Si le rôle des clôtures se bornait à fixer les limites d’une zone et que les chevaux comprenaient cela, la vie serait tellement plus paisible pour leurs propriétaires...
Mais voilà, contrairement aux humains (du moins, certains d’entre eux...), les chevaux ne peuvent malheureusement pas comprendre qu’au-delà de la droite fictive passant par telle et telle borne marquant les coins d’une parcelle, ils n’ont pas le droit de poser le pied.

Un enfant le comprendrait.
Il s’arrangera pour désobéir sans que vous vous en aperceviez, c’est légitime...
Un bon chien, bien dressé, le comprendrait aussi. Alors, pourquoi pas le cheval ?
Le cheval est pourtant loin d’être bête, mais voilà : il est herbivore.
Je vous mets au défi d’interdire à un chien, fut-il savant, de franchir une porte (ouverte) pour rejoindre une cour qui serait pavée de steaks blanc-bleu-belge ! Par ailleurs, en tant qu’herbivore, le cheval a toujours trouvé son salut dans la fuite, activité dans laquelle il excelle grâce à sa vitesse et à sa capacité de franchissement. Voilà pourquoi une simple explication ne suffit pas à endiguer la soif de liberté de nos braves fils du vent et de nos chères filles de l’air.

Les spahis, cavaliers militaires indigènes d’Afrique du Nord, dressaient leurs chevaux à rester en place, tout seuls, sans être attachés, les rênes passées par dessus la tête et pendant à terre. Mais cela se passait en Afrique du Nord, où les pâturages verts et tentants sont plus rares que chez nous. De plus, la convention "ne bouge pas, je reviens", obtenue au prix d’un dressage adapté, ne jouait probablement que lorsque le cheval était sellé, bridé et durant un laps de temps raisonnable...

La limite doit donc être matérialisée par quelque chose de concret et, si possible, d’infranchissable. Infranchissable ? Vous voulez dire : physiquement infranchissable ? Comme une cage à lions, comme une clôture pour rhinocéros ou pour ours, avec fossé en béton et douve, tels qu’au zoo d’Anvers !? Certes non. Pas "physiquement infranchissable", sans quoi toutes les prairies du pays seraient ceintes de murs en briques de 3 m de haut. Triste paysage... D’ailleurs, la clôture "physiquement" infranchissable existe-t-elle ? Rien n’est moins sûr. Les directeurs de zoo en font quelquefois les frais, Steven Spielberg le premier ("Jurassic Park"). Tantôt, l’animal intelligent trouve la parade, tantôt la nature vient à son aide (chute d’arbre créant une brèche, par exemple) ; ou alors, sa force est sous-estimée. Dans ce dernier cas, le cheval risque des blessures graves. Dans tous les cas, que d’investissements perdus ! Quel gaspillage de matériaux et de temps... Une bonne clôture doit donc être "Psychologiquement infranchissable". C’est-à-dire que dans le chef du cheval, la crainte du franchissement doit l’emporter sur son désir de liberté ou sur la peur qui le pousse à fuir au-delà des limites.

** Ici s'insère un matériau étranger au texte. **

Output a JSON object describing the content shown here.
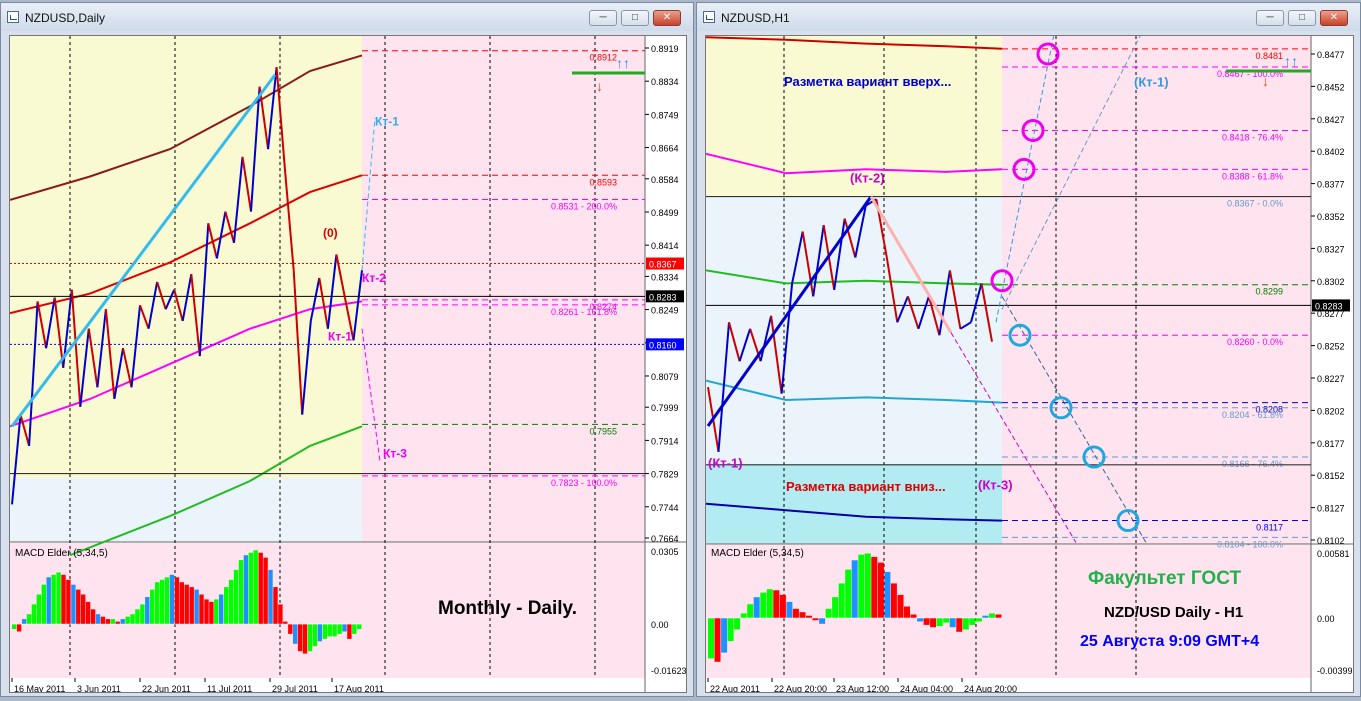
{
  "left": {
    "title": "NZDUSD,Daily",
    "indicator_label": "MACD Elder (5,34,5)",
    "main_text": "Monthly - Daily.",
    "chart_labels": {
      "kt1": "Кт-1",
      "kt2": "Кт-2",
      "kt3": "Кт-3",
      "zero": "(0)"
    }
  },
  "right": {
    "title": "NZDUSD,H1",
    "indicator_label": "MACD Elder (5,34,5)",
    "note_up": "Разметка вариант вверх...",
    "note_down": "Разметка вариант вниз...",
    "chart_labels": {
      "kt1_top": "(Кт-1)",
      "kt2": "(Кт-2)",
      "kt1_left": "(Кт-1)",
      "kt3": "(Кт-3)"
    },
    "brand": "Факультет ГОСТ",
    "pair": "NZD/USD Daily - H1",
    "date_text": "25  Августа 9:09 GMT+4"
  },
  "chart_data": [
    {
      "type": "line",
      "name": "NZDUSD Daily",
      "price_axis": [
        "0.8919",
        "0.8834",
        "0.8749",
        "0.8664",
        "0.8584",
        "0.8499",
        "0.8414",
        "0.8334",
        "0.8249",
        "0.8164",
        "0.8079",
        "0.7999",
        "0.7914",
        "0.7829",
        "0.7744",
        "0.7664"
      ],
      "current_price": "0.8283",
      "price_boxes": [
        {
          "value": "0.8367",
          "color": "#ff0000"
        },
        {
          "value": "0.8160",
          "color": "#0000ff"
        }
      ],
      "levels": [
        {
          "price": "0.8912",
          "label": "0.8912",
          "color": "#ff0000"
        },
        {
          "price": "0.8593",
          "label": "0.8593",
          "color": "#ff0000"
        },
        {
          "price": "0.8531",
          "label": "0.8531 - 200.0%",
          "color": "#ff00ff"
        },
        {
          "price": "0.8274",
          "label": "0.8274",
          "color": "#ff00ff"
        },
        {
          "price": "0.8261",
          "label": "0.8261 - 161.8%",
          "color": "#ff00ff"
        },
        {
          "price": "0.7955",
          "label": "0.7955",
          "color": "#008000"
        },
        {
          "price": "0.7823",
          "label": "0.7823 - 100.0%",
          "color": "#ff00ff"
        }
      ],
      "zigzag": [
        0.775,
        0.798,
        0.79,
        0.827,
        0.815,
        0.828,
        0.81,
        0.83,
        0.8,
        0.82,
        0.805,
        0.825,
        0.802,
        0.815,
        0.805,
        0.826,
        0.82,
        0.832,
        0.825,
        0.83,
        0.822,
        0.834,
        0.813,
        0.847,
        0.838,
        0.85,
        0.842,
        0.864,
        0.85,
        0.882,
        0.866,
        0.887,
        0.86,
        0.835,
        0.798,
        0.822,
        0.833,
        0.82,
        0.839,
        0.828,
        0.817,
        0.835
      ],
      "macd_axis": [
        "0.0305",
        "0.00",
        "-0.01623"
      ],
      "macd": [
        -0.002,
        -0.003,
        0.002,
        0.004,
        0.008,
        0.012,
        0.016,
        0.019,
        0.02,
        0.021,
        0.02,
        0.018,
        0.016,
        0.014,
        0.012,
        0.009,
        0.006,
        0.004,
        0.003,
        0.002,
        0.002,
        0.001,
        0.002,
        0.003,
        0.004,
        0.006,
        0.008,
        0.011,
        0.014,
        0.017,
        0.018,
        0.019,
        0.02,
        0.019,
        0.017,
        0.016,
        0.015,
        0.014,
        0.012,
        0.01,
        0.009,
        0.01,
        0.012,
        0.015,
        0.018,
        0.022,
        0.026,
        0.028,
        0.029,
        0.03,
        0.029,
        0.027,
        0.022,
        0.015,
        0.008,
        0.001,
        -0.004,
        -0.008,
        -0.011,
        -0.012,
        -0.011,
        -0.009,
        -0.007,
        -0.006,
        -0.005,
        -0.005,
        -0.004,
        -0.003,
        -0.006,
        -0.004,
        -0.002
      ],
      "x_labels": [
        "16 May 2011",
        "3 Jun 2011",
        "22 Jun 2011",
        "11 Jul 2011",
        "29 Jul 2011",
        "17 Aug 2011"
      ]
    },
    {
      "type": "line",
      "name": "NZDUSD H1",
      "price_axis": [
        "0.8477",
        "0.8452",
        "0.8427",
        "0.8402",
        "0.8377",
        "0.8352",
        "0.8327",
        "0.8302",
        "0.8277",
        "0.8252",
        "0.8227",
        "0.8202",
        "0.8177",
        "0.8152",
        "0.8127",
        "0.8102"
      ],
      "current_price": "0.8283",
      "levels": [
        {
          "price": "0.8481",
          "label": "0.8481",
          "color": "#ff0000"
        },
        {
          "price": "0.8467",
          "label": "0.8467 - 100.0%",
          "color": "#ff00ff"
        },
        {
          "price": "0.8418",
          "label": "0.8418 - 76.4%",
          "color": "#ff00ff"
        },
        {
          "price": "0.8388",
          "label": "0.8388 - 61.8%",
          "color": "#ff00ff"
        },
        {
          "price": "0.8367",
          "label": "0.8367 - 0.0%",
          "color": "#6699cc"
        },
        {
          "price": "0.8299",
          "label": "0.8299",
          "color": "#008000"
        },
        {
          "price": "0.8260",
          "label": "0.8260 - 0.0%",
          "color": "#ff00ff"
        },
        {
          "price": "0.8208",
          "label": "0.8208",
          "color": "#0000cd"
        },
        {
          "price": "0.8204",
          "label": "0.8204 - 61.8%",
          "color": "#6699cc"
        },
        {
          "price": "0.8166",
          "label": "0.8166 - 76.4%",
          "color": "#6699cc"
        },
        {
          "price": "0.8117",
          "label": "0.8117",
          "color": "#0000ff"
        },
        {
          "price": "0.8104",
          "label": "0.8104 - 100.0%",
          "color": "#6699cc"
        }
      ],
      "zigzag": [
        0.822,
        0.817,
        0.827,
        0.824,
        0.8265,
        0.824,
        0.8275,
        0.8215,
        0.83,
        0.834,
        0.829,
        0.8345,
        0.8295,
        0.835,
        0.832,
        0.836,
        0.8365,
        0.832,
        0.827,
        0.829,
        0.8265,
        0.829,
        0.826,
        0.831,
        0.8265,
        0.827,
        0.83,
        0.8255
      ],
      "macd_axis": [
        "0.00581",
        "0.00",
        "-0.00399"
      ],
      "macd": [
        -0.0035,
        -0.0038,
        -0.003,
        -0.002,
        -0.001,
        0.0004,
        0.0012,
        0.0018,
        0.0022,
        0.0025,
        0.0024,
        0.002,
        0.0014,
        0.0008,
        0.0005,
        0.0002,
        -0.0002,
        -0.0005,
        0.0008,
        0.0018,
        0.003,
        0.0042,
        0.005,
        0.0055,
        0.0056,
        0.0053,
        0.0048,
        0.004,
        0.003,
        0.002,
        0.001,
        0.0003,
        -0.0003,
        -0.0006,
        -0.0008,
        -0.0007,
        -0.0004,
        -0.0008,
        -0.0012,
        -0.001,
        -0.0006,
        -0.0003,
        0.0002,
        0.0004,
        0.0003
      ],
      "x_labels": [
        "22 Aug 2011",
        "22 Aug 20:00",
        "23 Aug 12:00",
        "24 Aug 04:00",
        "24 Aug 20:00"
      ]
    }
  ],
  "colors": {
    "bull": "#00ff00",
    "bear": "#ff0000",
    "neutral": "#1e90ff",
    "zigUp": "#0000cc",
    "zigDown": "#cc0000",
    "yellowZone": "#fafad2",
    "pinkZone": "#ffe4ef",
    "blueZone": "#eaf4fa",
    "cyanZone": "#b2ebf2"
  }
}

"Psychologiquement infranchissable"

Pour qu’une clôture soit psychologiquement infranchissable, elle doit répondre à trois critères :

1° Elle doit être crainte par le cheval.

2° Elle doit être bien visible, et ce, en toute circonstance.

3° Elle doit rester en bon état car le cheval décèlera vite une faiblesse et en profitera.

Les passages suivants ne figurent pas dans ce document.